Jordan's Ministry of Energy and Mineral Resources is inviting international power firms to submit proposals to build a power plant by tapping the country's huge oil shale reserves, industry officials said on Tuesday.
Interested global firms must submit by May 31, 2001, their technical and financial proposals to build the oil shale fired power plant using direct combustion technology on a Build Own and Operate (BOO) basis, they said.
The proposals for constructing the 100-300 megawatt plant at the Sultani area in the south of the kingdom, where known large reserves of oil shale exist, should include the project's detailed layout.
Total shale reserves of oil are officially estimated at about 40,000 million tones. However, the high cost of extraction has prevented any exploitation of these substantial reserves.

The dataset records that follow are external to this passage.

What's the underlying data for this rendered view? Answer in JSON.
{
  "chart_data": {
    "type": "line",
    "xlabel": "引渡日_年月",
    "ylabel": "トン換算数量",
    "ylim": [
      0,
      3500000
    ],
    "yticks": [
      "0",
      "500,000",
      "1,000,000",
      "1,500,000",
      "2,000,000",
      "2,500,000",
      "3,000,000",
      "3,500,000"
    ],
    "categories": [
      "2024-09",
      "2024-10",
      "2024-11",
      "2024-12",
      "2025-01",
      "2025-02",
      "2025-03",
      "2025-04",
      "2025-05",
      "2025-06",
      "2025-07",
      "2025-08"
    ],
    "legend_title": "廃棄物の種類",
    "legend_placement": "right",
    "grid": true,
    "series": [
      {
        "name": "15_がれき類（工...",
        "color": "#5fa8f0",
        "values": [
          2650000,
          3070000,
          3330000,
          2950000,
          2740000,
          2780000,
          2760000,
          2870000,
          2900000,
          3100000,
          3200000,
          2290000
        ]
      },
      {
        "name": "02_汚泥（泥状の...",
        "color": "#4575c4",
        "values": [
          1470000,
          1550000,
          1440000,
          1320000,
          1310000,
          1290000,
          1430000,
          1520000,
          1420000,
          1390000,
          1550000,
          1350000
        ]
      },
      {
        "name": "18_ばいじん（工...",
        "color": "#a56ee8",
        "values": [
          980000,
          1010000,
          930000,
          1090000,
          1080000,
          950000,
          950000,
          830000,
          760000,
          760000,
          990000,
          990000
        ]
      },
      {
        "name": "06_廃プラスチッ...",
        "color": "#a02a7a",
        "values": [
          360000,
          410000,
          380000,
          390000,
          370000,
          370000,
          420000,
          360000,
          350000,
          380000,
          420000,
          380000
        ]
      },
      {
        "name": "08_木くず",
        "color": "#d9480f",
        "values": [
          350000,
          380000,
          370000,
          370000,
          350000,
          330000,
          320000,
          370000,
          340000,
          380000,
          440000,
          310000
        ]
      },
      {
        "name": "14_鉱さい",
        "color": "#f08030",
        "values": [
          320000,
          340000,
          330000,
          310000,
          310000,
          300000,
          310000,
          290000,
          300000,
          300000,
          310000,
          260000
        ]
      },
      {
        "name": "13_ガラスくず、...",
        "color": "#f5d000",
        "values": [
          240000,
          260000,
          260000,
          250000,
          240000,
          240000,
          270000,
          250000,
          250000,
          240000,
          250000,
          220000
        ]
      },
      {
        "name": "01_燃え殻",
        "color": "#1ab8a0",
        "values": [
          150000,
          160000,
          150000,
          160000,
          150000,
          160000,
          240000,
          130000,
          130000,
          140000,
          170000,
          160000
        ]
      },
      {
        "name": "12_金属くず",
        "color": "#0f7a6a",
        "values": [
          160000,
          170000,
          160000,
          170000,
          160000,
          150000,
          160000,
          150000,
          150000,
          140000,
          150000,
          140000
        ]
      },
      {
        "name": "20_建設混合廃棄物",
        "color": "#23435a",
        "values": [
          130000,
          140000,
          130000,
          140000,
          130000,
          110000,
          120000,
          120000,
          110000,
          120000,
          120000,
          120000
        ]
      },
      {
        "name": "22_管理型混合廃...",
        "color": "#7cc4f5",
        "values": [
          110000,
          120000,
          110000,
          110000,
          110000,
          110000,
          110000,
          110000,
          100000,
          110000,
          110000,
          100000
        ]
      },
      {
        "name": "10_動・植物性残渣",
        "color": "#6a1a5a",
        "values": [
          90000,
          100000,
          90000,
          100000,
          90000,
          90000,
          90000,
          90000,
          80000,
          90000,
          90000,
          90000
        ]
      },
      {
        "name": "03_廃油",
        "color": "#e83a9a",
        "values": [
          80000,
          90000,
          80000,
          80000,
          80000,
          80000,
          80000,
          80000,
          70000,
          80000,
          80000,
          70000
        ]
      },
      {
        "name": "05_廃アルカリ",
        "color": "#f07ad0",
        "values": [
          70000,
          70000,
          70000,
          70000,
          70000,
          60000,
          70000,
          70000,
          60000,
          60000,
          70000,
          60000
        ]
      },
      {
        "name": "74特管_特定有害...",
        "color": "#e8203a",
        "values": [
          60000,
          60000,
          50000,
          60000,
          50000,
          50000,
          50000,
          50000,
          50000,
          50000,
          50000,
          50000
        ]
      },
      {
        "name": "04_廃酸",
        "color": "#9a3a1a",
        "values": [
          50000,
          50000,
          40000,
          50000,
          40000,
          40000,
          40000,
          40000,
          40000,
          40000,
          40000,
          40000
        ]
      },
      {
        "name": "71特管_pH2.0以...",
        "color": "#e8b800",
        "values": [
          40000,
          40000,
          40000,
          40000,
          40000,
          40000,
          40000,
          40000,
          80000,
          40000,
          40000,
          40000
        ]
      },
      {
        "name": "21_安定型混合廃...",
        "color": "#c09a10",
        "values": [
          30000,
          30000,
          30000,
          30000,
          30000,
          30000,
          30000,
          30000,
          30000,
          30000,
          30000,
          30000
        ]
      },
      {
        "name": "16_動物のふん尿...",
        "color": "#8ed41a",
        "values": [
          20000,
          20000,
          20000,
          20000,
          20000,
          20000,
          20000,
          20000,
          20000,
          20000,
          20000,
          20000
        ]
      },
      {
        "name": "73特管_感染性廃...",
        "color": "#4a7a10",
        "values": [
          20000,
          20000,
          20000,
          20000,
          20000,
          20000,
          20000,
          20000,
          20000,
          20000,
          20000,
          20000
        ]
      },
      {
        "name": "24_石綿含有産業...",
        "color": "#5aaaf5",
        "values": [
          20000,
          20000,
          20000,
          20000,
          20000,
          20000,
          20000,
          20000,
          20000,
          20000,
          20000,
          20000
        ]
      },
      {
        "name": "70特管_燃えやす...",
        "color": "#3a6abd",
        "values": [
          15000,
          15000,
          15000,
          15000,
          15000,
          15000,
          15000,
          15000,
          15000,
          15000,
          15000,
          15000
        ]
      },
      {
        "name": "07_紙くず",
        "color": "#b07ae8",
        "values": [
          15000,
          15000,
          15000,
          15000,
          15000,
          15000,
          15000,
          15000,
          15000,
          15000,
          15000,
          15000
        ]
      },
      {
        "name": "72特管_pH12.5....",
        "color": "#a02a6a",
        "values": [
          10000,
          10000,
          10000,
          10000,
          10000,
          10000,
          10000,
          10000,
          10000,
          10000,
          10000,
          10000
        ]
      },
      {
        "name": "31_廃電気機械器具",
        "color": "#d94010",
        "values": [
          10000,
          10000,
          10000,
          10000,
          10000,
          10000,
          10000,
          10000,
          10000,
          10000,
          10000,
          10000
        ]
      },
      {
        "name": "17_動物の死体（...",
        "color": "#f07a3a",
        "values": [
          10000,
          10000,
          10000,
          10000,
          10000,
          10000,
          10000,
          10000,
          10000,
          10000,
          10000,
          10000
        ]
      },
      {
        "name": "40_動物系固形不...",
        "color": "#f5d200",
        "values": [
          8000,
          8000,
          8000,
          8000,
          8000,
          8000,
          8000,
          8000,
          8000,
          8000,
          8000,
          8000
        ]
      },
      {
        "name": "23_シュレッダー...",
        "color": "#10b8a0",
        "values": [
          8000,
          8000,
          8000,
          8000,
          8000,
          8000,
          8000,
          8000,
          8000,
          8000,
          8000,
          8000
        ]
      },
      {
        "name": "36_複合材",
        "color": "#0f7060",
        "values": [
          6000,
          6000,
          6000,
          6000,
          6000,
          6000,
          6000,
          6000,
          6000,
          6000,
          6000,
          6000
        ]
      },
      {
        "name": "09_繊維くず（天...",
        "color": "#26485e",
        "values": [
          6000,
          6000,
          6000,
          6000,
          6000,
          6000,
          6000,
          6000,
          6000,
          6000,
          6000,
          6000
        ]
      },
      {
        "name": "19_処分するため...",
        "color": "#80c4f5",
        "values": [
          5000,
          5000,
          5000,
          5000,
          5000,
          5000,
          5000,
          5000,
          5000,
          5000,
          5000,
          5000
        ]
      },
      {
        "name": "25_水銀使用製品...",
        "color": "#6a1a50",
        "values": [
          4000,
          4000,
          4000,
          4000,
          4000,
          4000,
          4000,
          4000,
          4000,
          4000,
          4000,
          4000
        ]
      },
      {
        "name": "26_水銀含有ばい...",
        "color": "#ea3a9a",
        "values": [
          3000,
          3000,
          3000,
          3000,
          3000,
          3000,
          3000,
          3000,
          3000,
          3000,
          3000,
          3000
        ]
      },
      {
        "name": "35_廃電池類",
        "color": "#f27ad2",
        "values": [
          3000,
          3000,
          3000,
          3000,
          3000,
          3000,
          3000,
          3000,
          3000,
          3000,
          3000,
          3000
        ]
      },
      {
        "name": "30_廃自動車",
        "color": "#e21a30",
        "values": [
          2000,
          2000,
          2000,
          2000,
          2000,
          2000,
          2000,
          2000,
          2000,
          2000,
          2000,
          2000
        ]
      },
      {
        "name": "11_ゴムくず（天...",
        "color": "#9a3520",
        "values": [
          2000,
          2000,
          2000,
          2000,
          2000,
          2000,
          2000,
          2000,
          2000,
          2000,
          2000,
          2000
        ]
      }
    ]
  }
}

Energy officials said the selected firm would be required to arrange the financing, construction, operation and maintenance of the power plant that would sell electricity to the partially privatized National Electric Power Company (NEPCO).
Canadian Suncor Energy was granted in September 1999 a 12-month exclusivity period to negotiate a project to develop oil shale reserves in the Lejun area in the south.
Officials say the two sides are still trying to reach an accord to build a $4.2 billion mega project over four phases that is targeted to end by 2012.
The initial three-year phase of the project was earmarked to produce 17,000 barrels a day starting from 2006 at a cost of around $400 million, energy officials said.
Output would then increase to 67,000 barrels per day (bpd) within five years and 210,000 bpd after eight years.
No commercial quantities of oil have been discovered in Jordan despite extensive seismic studies undertaken by foreign oil firms since the early 1980s.
Jordan's crude oil requirements are now being met by Iraq which supplies the Kingdom with all its needs.